A culinary oddity from Jamaica, these orange braised lamb shanks blend Caribbean flavours with European technique. But the real question is, where the hell did they come from?
When I first stumbled upon this recipe, I was sure that the ‘Port Royal’ referred to some illustrious hotel akin to Ortiz’s recipe for Trident Pumpkin Soup. As far as I can tell, however, no such hotel exists. So, what is Port Royal? Once dubbed the “wickedest city on Earth,” Port Royal was a major pirate hub during the 1600s and one of the liveliest, affluent, and hedonistic cities in Jamaica until the earthquake of 1692 devastated the city. I won’t go into too much detail on the history of Port Royal, only to say that if you’re interested in pirates and the history of early colonial Caribbean, there are a plethora of books and articles you can turn to learn more about it, like this one here from Allthatsinteresting.com.

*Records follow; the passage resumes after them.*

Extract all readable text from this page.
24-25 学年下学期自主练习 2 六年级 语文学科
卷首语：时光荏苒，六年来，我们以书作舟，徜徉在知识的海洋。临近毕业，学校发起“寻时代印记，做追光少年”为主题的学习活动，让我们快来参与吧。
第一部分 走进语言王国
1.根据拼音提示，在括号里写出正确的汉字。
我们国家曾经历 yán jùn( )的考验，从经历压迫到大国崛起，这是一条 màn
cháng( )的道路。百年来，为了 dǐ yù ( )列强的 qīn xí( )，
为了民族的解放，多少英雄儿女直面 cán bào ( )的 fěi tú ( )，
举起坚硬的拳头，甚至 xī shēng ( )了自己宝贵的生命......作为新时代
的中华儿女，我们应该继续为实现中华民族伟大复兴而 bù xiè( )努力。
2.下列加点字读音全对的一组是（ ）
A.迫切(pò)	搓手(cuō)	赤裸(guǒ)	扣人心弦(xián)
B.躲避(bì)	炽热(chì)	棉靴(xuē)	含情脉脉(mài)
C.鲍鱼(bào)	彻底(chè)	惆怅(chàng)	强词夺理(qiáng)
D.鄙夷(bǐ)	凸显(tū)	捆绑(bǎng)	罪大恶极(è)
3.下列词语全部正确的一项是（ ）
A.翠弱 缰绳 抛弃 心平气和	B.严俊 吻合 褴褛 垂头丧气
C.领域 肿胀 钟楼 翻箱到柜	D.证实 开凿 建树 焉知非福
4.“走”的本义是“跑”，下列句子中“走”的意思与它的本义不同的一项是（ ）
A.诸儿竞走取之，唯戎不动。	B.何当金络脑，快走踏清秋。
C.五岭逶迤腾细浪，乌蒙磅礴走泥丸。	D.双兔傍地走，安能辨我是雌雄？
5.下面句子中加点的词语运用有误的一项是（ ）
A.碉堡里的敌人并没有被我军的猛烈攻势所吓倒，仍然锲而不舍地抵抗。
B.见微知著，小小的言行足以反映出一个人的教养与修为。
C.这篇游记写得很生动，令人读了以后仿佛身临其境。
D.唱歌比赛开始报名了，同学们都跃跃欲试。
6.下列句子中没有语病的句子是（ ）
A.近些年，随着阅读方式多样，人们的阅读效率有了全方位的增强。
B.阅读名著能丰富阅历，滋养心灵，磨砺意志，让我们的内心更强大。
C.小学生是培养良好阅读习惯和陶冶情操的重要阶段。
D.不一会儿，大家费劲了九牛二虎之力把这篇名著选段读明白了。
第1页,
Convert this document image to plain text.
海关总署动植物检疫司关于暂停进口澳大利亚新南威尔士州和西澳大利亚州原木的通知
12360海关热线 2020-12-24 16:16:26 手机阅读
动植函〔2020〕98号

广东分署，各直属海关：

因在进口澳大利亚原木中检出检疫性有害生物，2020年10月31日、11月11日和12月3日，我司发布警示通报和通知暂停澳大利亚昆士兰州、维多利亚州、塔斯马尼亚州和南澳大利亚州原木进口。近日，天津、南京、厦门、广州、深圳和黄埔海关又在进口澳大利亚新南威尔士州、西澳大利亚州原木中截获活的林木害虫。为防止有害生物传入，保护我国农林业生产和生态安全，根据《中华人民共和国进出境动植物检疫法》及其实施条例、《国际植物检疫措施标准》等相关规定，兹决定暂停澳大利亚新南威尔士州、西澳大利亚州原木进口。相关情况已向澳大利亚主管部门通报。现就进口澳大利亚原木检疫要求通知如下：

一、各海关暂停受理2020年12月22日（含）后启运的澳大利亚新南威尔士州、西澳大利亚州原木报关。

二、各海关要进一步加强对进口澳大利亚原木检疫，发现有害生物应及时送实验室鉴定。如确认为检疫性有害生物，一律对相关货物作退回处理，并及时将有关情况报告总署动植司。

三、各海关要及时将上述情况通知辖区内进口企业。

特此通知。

Today, as in the late 60s when Ortiz was writing “The Complete Book of Caribbean Cooking,” Port Royal is a dilapidated, run down, tourist oddity. It seems unlikely (although not out of the realm of possibility) that Ortiz’s recipe originated at Port Royal. More likely, the title of ‘Port Royal’ was a nod to that port’s importance as a British import hub for meats like mutton, lamb, and veal. It is my suspicion that this dish was served at one of Jamaica’s hotels, probably John Macy’s Trident Villas & Hotel at Port Antonio. Considering there is another recipe in the book titled Port Antonio Beefsteak that also blends Caribbean flavours with European techniques, this doesn’t seem far off the mark. It’s easy to imagine that each of these titles were created by the same chef to distinguish between the dishes on the menu, giving them an air of elegance and tradition.
There is certainly no information on the internet that would suggest that Jamaica has a long-standing tradition of pairing orange with lamb. In fact, this recipe truly does stand out as a culinary anomaly. Which leads me to suspect it was a hotel recipe, crafted specifically to please the Western palette.
If anyone knows anything about the origin and history of this dish, I would love to hear it.
But, enough of all that. How does the bloody thing taste? Kind of weird actually. It’s not surprising that this is a forgotten curio of Mid-Century Caribbean cooking. My curiosity was peaked looking at the ingredients: oranges, Angostura bitters, Pickapeppa hot sauce…In my mind, I envisioned a dish that was brimming with herbaceous baking spices and caramelized oranges. The result however was a sauce somewhat akin to a Hollandaise, the orange juice thickened with egg yolks to create a tart, yet fairly bland cream sauce. On top of which, the oranges seemed to be competing with the gamey-ness of the lamb in a way that I found somewhat off putting. The whole dish came across as a kind of concession to upper class Western tourists that fails to convey the vibrancy of authentic Jamaican cuisine. Nevertheless, I had to include it here on the blog as an interesting oddity. And one that has managed to live on sporadically, not just on this blog but also at The Weathered Gray Table and on the menu of the Hotel Strohofer in Germany for a special Caribbean dinner party in 2011.
- 6 small lamb shanks, trimmed
- 4 tbsp butter
- 1 bay leaf
- 1 tbsp vinegar (Caribbean cane if possible)
- Grated peel from 2 oranges
- 6 oranges, juiced
- 1/2 tsp Angostura bitters
- 1/2 tsp Pickapeppa hot sauce
- Chicken stock
- 2 egg yolks
- Season lamb with salt and then heavily coat with black pepper.
- Brown in butter.
- Add bay leaf, vinegar, orange juice, grated orange, Angostura, Pickapeppa sauce, and stock to cover.
- Simmer for 1 1/2 hours.
- Remove lamb and keep warm.
- Reduce sauce down to 2 cups.
- Temper egg yolks with a little of the hot sauce and then gradually beat into the remaining sauce.
- When thick, pour over lamb and serve.